One common experience is surprise over outpatient status. A patient may arrive at the hospital before sunrise, have surgery, spend hours in recovery, stay overnight, eat hospital pudding, and still be considered outpatient. To a normal human, that sounds like a hospital stay. To Medicare billing, it may be outpatient care unless there is an official inpatient admission order. This is why patients and family members should ask about status early and more than once.
Another common lesson is that physical therapy is not optional decoration. After knee replacement, therapy can be the difference between a knee that bends well and a knee that acts like a rusty garden gate. Medicare may cover medically necessary therapy, but patients still need to understand coinsurance, visit documentation, and whether the therapy clinic accepts Medicare or is in network for their Medicare Advantage plan.
People with Medicare Advantage often learn that plan rules matter as much as Medicare rules. A surgery may be covered, but the plan may require prior authorization. The hospital may be excellent, but out of network. The surgeon may be covered, but the rehab facility may not be. This is where one phone call can save a person from a very expensive “oops.”
Caregivers also learn that discharge planning moves quickly. One day the patient is practicing standing up with a physical therapist; the next day someone is discussing home health, outpatient therapy, or a skilled nursing facility.
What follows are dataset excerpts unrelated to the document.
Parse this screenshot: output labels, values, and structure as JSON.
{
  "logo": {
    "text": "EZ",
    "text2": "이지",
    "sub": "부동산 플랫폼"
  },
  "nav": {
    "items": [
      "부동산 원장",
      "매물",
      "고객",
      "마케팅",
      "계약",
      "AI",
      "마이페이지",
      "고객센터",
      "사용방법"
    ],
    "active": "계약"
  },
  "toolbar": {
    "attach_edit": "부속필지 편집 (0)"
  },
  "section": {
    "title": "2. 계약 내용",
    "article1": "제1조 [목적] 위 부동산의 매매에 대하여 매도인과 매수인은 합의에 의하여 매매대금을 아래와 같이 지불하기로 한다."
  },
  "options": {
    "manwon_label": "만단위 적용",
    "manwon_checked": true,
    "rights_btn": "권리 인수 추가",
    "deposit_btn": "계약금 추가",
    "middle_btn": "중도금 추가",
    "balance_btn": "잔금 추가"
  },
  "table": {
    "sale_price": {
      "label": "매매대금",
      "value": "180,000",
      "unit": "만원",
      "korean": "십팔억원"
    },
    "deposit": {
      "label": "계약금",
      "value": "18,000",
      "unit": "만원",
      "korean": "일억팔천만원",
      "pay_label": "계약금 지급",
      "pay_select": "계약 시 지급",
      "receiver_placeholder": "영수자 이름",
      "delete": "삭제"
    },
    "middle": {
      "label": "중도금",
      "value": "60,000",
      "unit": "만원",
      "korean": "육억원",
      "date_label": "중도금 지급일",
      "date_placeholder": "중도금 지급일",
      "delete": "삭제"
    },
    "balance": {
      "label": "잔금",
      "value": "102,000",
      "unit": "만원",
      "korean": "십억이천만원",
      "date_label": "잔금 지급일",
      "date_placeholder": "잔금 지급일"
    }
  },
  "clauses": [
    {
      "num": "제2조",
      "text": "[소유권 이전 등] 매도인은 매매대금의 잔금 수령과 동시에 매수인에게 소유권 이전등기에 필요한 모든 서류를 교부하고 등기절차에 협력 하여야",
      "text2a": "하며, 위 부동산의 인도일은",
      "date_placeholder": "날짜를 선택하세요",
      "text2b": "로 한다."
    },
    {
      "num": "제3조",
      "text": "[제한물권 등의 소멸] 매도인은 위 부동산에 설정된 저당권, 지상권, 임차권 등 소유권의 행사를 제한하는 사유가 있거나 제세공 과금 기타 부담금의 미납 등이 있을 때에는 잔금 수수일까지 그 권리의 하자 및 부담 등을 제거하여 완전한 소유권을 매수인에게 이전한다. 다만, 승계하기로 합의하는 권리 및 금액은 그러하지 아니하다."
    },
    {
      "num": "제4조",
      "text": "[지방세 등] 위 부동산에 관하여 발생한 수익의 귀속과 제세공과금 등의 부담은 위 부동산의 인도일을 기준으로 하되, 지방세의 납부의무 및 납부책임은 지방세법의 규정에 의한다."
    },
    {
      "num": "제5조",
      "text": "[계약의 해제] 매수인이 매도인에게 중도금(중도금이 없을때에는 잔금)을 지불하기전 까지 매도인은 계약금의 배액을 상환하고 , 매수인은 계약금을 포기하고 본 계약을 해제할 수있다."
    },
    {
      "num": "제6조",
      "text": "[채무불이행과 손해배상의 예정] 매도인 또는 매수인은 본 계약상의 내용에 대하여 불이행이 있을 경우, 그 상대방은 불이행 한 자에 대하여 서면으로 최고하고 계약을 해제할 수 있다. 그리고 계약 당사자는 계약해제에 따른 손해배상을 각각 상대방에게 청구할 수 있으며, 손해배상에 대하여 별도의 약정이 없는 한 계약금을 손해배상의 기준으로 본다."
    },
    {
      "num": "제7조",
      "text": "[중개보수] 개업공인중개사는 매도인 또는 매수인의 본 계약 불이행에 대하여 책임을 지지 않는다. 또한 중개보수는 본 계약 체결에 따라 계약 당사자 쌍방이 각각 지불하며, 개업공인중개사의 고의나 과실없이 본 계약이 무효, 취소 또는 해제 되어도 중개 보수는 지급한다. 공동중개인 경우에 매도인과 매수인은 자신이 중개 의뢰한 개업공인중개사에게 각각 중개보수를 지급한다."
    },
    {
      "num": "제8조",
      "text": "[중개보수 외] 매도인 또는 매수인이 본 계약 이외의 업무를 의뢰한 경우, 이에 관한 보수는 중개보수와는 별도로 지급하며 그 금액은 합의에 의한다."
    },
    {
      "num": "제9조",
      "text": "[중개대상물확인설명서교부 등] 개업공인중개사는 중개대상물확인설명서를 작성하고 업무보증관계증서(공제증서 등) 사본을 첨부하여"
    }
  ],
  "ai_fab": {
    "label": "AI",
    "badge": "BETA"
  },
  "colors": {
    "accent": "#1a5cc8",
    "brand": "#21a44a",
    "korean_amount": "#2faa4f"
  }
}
Families should ask for the discharge plan in writing, including equipment needs, medication instructions, therapy schedule, wound care directions, and warning signs that require a call to the doctor.
Another real-world issue is home preparation. Medicare may help cover medical services, but it does not magically remove loose rugs, install grab bars, or convince the family dog to stop sleeping in the hallway. Before surgery, patients often benefit from setting up a recovery area on one floor, arranging transportation, preparing easy meals, and placing commonly used items within reach.
Costs can also arrive in waves. A patient might receive one bill from the hospital, another from the surgeon, another from anesthesia, another from radiology, and another from therapy. This does not always mean something is wrong. It often means different providers billed separately. Still, patients should compare bills with Medicare Summary Notices or Explanation of Benefits documents and question anything that looks incorrect.
The biggest practical lesson is simple: knee replacement is not just a surgery; it is a project. Medicare may be a major part of paying for that project, but success depends on planning, documentation, network checks, therapy, home safety, and follow-up care. The knee may be artificial, but the homework is very real.
Final Thoughts: So, Does Medicare Cover Knee Replacement?
Medicare can cover knee replacement surgery when it is medically necessary. Original Medicare may cover the procedure through Part A if you are admitted as an inpatient or through Part B if the surgery is outpatient. Medicare Advantage plans must cover medically necessary knee replacement too, but they may have network rules, prior authorization requirements, and different out-of-pocket costs.
The smartest move is to verify everything before surgery: your hospital status, provider participation, plan authorization, rehab coverage, physical therapy costs, equipment needs, and prescription drug coverage. That may not sound glamorous, but neither is being surprised by a bill while your knee is still negotiating peace treaties with your ice pack.
With the right planning, Medicare can help make knee replacement more financially manageable, and patients can focus on the real goal: walking better, hurting less, and eventually forgetting which knee used to be the troublemaker.